“ALBÜM” FİLM DEĞERLENDİRMESİ



            Fragmanını izleyip “izlemeden de iyi film olduğunu söyleyebilirim” dediğim filmler gibi bu da kötü çıktı. Rumen yeni dalgasına yakın, kara mizah dolu bir film diye şişirilen filmde sadece bir iki kere tebessüm etmişimdir. Filmde güldüren noktalar var ama sinemada bu filme gülenlerle bizzat tartışmak isterim çünkü film bir komedi filmi değil. Filmde olan olaylar, durum komik. Bu da filmi salt bir komedi filmi yapmıyor. Yani izledikten sonra göbeğinizde kramplar falan oluşmuyor.

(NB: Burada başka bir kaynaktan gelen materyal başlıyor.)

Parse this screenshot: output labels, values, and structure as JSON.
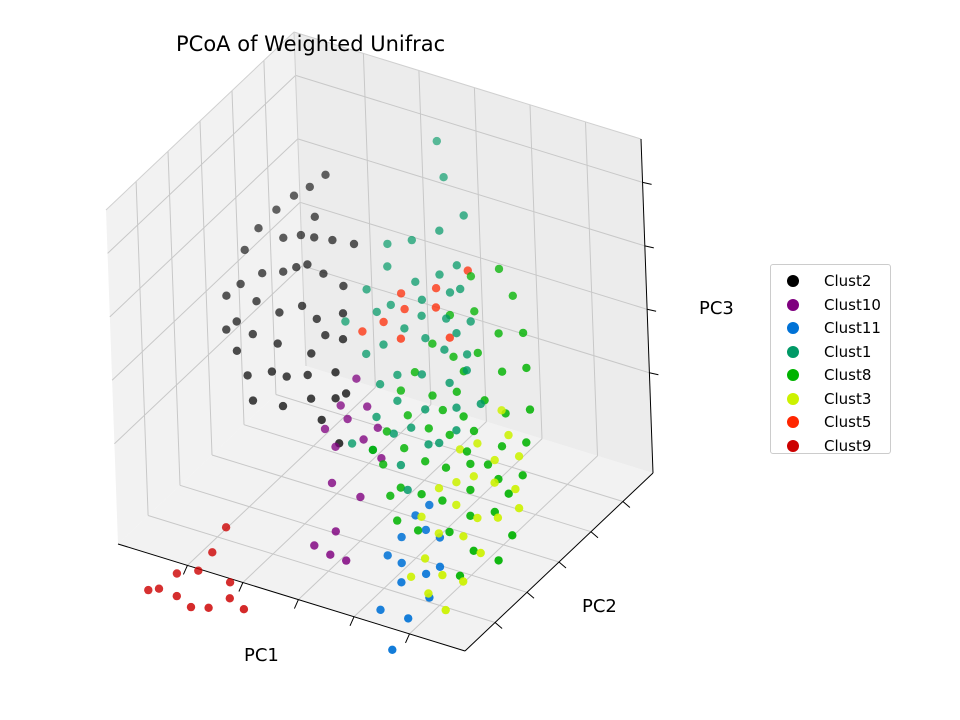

Filmin içindeki metaforlar ne kadar iyi ve yerinde olsa bile bunu yansıtma biçimi yanlıştı. İnsanı sıkan bir durağanlığı vardı. Tarkovsky, Nuri Bilge Ceylan, Semih Kaplanoğlu filmlerini izlerken böyle bir duyguya kapılmıyorsunuz ama bu filmde olan şey tamamiyle sıkıcılık. Bilinçli yapılmış bir şey de değil bu. Akmıyor. Burada aslında yönetmenin de pek bir şey yapabileceğini düşünmüyorum. Siz bir şey hayal ediyorsunuz, kendi birikiminize göre yazıp çiziyorsunuz ve çekimden sonra ortaya çıkan işin sizin beklentinizi karşılamadığı zamanlarda oluyor. Film beklentimi karşılamamış olsa bile yönetmenini bu kadar karalamamakla birlikte ikinci, üçüncü filmlerini görmek lazım derim. Belki yıldızlar uyuşmadı, hikayeyi anlatım tarzı yanlıştı, bazı sahneleri gerektiği gibi çekemedi, teknik imkansızlıklar vardı vs. dediğim gibi; film, anlatım tarzında dolayı ne kadar sevimsiz olsa bile göstermek istedikleri ve bunu gösterme şekli yönetmenini takip etmemiz gerektiğini izleyiciye fısıldıyor. Finali ise oldukça muallak. Bazı filmlerinin finalinin muallakta kalması seyircinin hoşuna gider. Buradaki kesinti ise tamamiyle fiyaskoydu.